«Mon mec a l’âge de mon père, mais il est blindé»

  • Dans le canton de Genève, le phénomène des Sugar Babies prend de l’ampleur.
  • Le principe? Une jeune femme, souvent étudiante, est entretenue par un homme riche, mais seul.
  • Les milieux de prévention de la prostitution se sentent démunis face à cette tendance.

  • En devenant Sugar Baby, les jeunes femmes peuvent facilement devenir accros à l’argent. 123RF/MUSTACHEGIRL

    En devenant Sugar Baby, les jeunes femmes peuvent facilement devenir accros à l’argent. 123RF/MUSTACHEGIRL

«Mon Sugar Daddy me file de l’argent, mais il me paie aussi des sacs et des chaussures»

Carolina, 23 ans, Sugar Baby

Carolina* a 23 ans. D’origine sud-américaine, la jeune femme étudie le droit à l’université. La différence avec ses camarades de cours, c’est qu’elle gagne 6000 francs par mois sans travailler. Son secret? Se faire entretenir par un riche homme d’affaires de la région. «Mon mec a 55 ans, exactement l’âge de mon père. Mais à la différence de mes parents, il est blindé de thunes. Nous nous sommes rencontrés sur un site internet qui met en relation des gars riches avec de jolies filles à la peine financièrement.»

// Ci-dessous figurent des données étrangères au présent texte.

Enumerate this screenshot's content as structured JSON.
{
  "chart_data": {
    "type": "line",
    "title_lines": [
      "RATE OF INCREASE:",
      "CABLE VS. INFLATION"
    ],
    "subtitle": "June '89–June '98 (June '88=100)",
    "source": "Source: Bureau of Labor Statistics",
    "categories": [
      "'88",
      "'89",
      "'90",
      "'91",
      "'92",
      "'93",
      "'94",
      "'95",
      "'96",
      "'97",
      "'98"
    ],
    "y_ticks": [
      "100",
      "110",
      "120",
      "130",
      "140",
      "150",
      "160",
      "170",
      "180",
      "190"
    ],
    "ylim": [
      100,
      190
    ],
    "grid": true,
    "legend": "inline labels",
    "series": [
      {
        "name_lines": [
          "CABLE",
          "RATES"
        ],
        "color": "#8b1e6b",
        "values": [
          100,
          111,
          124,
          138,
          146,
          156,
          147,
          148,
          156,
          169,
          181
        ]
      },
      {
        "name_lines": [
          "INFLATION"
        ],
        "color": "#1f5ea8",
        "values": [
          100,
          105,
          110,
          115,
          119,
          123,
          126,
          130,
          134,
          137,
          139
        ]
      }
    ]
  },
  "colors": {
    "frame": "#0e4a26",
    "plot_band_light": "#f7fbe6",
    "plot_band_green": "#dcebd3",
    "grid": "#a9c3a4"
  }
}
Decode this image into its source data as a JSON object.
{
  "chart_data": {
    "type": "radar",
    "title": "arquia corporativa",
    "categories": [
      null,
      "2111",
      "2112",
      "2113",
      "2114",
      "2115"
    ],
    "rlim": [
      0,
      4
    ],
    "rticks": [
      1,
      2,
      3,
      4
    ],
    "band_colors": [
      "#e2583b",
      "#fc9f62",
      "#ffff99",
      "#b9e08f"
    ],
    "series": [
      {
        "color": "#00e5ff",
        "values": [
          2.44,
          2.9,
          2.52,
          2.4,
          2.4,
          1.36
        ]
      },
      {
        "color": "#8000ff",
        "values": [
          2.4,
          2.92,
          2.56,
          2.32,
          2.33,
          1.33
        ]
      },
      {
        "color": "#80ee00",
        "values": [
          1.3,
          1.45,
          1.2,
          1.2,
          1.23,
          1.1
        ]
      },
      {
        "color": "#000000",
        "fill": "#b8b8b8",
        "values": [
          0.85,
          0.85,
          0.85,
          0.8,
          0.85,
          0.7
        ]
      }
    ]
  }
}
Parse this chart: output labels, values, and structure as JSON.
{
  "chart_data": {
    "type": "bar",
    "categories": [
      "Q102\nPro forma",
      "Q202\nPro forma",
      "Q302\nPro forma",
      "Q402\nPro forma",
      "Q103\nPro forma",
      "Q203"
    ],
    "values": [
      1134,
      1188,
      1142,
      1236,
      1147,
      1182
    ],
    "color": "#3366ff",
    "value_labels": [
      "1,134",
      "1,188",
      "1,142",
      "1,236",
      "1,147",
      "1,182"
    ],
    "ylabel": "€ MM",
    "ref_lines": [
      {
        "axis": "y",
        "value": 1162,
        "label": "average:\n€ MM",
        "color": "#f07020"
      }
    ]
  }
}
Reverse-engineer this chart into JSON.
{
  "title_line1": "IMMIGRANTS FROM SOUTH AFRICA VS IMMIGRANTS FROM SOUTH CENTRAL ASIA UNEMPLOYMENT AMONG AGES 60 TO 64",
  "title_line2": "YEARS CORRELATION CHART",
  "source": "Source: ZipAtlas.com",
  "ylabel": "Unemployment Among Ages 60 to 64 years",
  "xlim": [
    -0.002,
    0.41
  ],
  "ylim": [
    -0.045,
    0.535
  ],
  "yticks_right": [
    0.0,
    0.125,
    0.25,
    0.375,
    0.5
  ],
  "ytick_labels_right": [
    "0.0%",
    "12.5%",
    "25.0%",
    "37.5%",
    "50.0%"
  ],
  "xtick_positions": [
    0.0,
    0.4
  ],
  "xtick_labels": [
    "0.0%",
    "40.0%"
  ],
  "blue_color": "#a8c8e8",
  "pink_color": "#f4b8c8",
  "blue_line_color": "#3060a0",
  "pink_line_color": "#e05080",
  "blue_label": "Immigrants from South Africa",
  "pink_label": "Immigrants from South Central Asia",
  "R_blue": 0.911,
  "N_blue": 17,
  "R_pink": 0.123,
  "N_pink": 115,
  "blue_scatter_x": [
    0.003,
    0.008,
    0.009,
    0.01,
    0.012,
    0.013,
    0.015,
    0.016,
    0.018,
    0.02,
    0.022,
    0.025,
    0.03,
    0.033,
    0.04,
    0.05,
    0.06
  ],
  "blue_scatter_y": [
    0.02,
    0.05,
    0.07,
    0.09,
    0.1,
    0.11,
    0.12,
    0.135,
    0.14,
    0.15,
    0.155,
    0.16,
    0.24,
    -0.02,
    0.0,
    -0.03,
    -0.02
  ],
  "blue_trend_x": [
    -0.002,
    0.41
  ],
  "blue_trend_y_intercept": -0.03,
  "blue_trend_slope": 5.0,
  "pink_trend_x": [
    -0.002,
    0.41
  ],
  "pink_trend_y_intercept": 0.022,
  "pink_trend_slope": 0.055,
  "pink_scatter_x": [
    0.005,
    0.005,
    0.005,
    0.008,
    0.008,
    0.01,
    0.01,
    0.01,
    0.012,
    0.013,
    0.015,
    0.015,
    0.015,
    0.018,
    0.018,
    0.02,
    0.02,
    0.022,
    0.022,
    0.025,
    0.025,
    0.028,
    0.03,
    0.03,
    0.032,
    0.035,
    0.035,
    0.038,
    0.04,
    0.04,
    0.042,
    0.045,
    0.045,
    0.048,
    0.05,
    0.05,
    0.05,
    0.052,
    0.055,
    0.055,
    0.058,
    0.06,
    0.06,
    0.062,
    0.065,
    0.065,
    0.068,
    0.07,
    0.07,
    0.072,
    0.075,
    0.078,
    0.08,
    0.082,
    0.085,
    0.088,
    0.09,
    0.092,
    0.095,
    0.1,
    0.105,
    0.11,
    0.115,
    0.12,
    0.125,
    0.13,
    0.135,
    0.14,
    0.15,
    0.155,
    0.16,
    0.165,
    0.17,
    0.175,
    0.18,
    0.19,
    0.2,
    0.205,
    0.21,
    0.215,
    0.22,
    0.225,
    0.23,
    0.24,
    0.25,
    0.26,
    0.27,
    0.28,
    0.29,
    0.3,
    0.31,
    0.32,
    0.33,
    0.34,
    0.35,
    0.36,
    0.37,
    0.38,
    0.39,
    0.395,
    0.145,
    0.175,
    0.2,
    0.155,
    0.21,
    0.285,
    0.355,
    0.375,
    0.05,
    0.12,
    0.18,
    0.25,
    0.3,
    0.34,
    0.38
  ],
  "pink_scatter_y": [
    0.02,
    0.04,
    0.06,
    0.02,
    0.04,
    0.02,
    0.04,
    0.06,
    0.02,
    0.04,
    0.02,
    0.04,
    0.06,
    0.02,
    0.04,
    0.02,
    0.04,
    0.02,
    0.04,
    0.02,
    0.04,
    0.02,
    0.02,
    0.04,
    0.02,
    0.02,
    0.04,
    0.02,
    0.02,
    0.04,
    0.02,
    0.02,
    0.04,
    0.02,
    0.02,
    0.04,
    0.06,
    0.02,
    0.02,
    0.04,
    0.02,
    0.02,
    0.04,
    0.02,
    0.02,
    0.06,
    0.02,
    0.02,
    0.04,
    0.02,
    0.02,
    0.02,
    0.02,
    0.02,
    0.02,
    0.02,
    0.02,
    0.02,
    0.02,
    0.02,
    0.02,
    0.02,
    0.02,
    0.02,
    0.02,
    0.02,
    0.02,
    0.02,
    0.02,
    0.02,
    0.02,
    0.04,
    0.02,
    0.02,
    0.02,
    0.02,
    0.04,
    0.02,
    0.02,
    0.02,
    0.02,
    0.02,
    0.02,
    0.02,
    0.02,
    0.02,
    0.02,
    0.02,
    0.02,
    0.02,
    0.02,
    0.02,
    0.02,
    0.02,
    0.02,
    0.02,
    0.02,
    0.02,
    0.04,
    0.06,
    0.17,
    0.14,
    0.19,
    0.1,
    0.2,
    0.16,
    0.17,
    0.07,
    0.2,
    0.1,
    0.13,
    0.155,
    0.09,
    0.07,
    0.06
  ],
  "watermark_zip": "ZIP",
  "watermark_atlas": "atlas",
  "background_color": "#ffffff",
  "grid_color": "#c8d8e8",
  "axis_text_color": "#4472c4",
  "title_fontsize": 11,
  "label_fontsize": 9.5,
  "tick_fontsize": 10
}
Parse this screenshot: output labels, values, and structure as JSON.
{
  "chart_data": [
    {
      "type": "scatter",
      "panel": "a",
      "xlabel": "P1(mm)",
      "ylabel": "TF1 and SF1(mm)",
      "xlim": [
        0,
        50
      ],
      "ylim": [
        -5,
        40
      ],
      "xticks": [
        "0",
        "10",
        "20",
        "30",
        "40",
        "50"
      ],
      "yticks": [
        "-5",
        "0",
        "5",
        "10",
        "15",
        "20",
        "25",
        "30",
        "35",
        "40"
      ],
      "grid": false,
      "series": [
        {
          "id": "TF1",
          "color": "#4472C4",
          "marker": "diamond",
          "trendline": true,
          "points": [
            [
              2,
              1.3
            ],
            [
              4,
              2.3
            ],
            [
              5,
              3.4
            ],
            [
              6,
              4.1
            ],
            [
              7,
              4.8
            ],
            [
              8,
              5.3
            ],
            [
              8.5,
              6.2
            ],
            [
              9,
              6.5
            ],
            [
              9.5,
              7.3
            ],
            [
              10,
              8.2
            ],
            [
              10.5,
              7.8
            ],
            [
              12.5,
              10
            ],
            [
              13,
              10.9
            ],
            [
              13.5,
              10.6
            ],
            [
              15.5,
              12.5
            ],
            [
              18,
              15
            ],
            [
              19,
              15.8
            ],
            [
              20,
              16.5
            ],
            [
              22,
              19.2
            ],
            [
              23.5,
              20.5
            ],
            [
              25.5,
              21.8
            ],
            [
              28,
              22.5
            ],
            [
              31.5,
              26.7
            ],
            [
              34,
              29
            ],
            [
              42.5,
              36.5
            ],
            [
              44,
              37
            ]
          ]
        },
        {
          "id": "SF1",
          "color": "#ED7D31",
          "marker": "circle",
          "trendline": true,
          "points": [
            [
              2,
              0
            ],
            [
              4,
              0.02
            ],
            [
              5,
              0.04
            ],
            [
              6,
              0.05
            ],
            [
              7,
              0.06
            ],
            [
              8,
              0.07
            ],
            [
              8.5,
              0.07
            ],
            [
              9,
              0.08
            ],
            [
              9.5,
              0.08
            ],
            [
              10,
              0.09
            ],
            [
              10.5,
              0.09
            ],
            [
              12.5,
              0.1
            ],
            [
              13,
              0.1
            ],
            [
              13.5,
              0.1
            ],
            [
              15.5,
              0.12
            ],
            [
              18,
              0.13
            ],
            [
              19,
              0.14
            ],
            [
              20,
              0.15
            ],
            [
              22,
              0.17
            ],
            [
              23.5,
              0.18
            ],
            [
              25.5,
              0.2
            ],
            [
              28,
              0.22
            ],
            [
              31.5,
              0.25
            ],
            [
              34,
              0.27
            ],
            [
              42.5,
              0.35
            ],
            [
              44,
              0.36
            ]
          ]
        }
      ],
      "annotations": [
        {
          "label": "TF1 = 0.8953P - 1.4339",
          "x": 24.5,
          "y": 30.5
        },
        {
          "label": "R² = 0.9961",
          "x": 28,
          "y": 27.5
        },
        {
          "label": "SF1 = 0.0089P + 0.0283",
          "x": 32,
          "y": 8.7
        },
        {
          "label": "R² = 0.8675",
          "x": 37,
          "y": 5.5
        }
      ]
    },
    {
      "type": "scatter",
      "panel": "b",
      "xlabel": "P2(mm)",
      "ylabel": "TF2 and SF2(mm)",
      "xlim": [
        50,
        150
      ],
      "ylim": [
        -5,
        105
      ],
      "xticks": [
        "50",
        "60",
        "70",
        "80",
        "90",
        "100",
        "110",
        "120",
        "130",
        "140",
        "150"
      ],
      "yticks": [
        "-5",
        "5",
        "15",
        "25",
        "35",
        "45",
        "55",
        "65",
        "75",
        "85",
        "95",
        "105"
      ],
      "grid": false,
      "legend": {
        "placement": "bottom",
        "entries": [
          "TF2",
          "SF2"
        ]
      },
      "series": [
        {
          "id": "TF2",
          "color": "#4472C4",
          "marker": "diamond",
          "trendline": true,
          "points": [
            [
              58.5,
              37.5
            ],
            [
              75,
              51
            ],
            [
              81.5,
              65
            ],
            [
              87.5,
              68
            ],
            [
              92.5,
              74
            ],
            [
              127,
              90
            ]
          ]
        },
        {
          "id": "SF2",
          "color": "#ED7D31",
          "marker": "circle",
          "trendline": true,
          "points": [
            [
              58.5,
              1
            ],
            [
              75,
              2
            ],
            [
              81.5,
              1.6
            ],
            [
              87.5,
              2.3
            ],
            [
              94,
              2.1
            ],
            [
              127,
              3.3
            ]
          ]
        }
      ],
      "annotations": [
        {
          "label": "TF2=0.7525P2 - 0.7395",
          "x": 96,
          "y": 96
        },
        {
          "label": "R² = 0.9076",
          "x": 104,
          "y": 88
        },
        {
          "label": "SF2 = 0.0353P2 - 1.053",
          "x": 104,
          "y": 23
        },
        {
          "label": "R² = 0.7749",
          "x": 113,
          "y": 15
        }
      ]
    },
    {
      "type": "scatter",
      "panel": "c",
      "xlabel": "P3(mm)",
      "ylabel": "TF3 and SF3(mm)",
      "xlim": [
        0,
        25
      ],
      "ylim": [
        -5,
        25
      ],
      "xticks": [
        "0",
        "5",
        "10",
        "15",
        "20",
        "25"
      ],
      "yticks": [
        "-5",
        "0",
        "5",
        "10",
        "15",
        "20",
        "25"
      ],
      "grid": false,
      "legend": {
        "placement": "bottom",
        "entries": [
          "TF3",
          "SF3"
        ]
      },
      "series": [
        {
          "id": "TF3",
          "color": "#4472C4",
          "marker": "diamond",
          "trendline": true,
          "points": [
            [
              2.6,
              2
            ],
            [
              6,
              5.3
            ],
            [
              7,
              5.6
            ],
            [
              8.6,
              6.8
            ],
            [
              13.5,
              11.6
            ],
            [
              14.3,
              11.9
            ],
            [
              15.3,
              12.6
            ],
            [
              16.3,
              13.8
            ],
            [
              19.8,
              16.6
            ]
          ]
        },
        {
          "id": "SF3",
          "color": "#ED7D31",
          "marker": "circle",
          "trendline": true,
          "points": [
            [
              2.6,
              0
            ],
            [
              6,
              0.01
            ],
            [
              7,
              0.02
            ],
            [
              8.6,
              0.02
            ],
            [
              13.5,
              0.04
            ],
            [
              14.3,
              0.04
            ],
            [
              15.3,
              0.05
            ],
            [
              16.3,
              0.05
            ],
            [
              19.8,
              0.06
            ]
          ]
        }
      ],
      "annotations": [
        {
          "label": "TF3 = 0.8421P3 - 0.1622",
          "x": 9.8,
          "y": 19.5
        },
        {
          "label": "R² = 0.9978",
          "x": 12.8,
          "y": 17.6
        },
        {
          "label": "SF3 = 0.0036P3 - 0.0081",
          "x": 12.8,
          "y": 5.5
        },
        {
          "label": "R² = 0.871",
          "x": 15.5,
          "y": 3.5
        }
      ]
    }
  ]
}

Quand on lui demande pourquoi elle n’a pas cherché un autre travail, la réponse fuse: «Je n’arrive pas à concilier un job normal avec mes études et franchement si c’est pour me retrouver à la caisse d’un supermarché, cela n’en vaut pas la peine. Mon Sugar Daddy me file de l’argent mensuel, mais il me paie aussi des sacs et surtout des chaussures. Je connais des dizaines d’autres filles qui font la même chose en Suisse romande et elles sont de plus en plus nombreuses. C’est le meilleur métier du monde quand tu es jeune. Plus tard je serai avocate, mais en attendant je vis comme une princesse.»

Echange de bons procédés

Comme pour prouver sa bonne foi, Carolina nous met en lien avec son Sugar Daddy. Au téléphone, le «papa gâteau» est d’abord mal à l’aise, puis précise: «Un ami m’a parlé de ces sites où de très belles filles étaient prêtes à passer du bon temps avec des hommes mûrs. Ce n’est pas que sexuel. Nous allons au restaurant avec Carolina, nous passons des week-ends à Barcelone ou à Paris, c’est vraiment un bon deal. Même si elle me coûte assez cher. Je ne pense pas que l’on puisse assimiler cela à de la prostitution, je dirais plutôt que c’est un échange de bons procédés.»

Tendance cachée

S’il est croissant, le phénomène passe cependant sous les radars des milieux de prévention. Ce que confirme Isabelle Boillat, coordinatrice au sein de l’association genevoise Aspasie: «Ce n’est pas une tendance à laquelle nous sommes confrontés. Dès le moment où une personne a 18 ans, elle a le droit de pratiquer le travail du sexe en Suisse.» Même son de cloche de la part d’Aurélie Kuntschen, attachée de presse à l’Université de Genève: «Nous ne possédons aucune donnée relative à la prostitution estudiantine.»

Pour y remédier, l’association Aspasie et son homologue lausannoise Fleur de Pavé viennent de lancer un nouveau site d’annonces, d’information et d’échanges pour les travailleuses du sexe en Suisse romande. But de la démarche? «Cela nous permettra d’en savoir un peu plus sur cette prostitution qui nous échappe, précise Sandrine Devillers, chargée de projets au sein de Fleur de Pavé. Notre souhait n’est pas de contrôler ces travailleuses mais de les conseiller et de les soutenir.»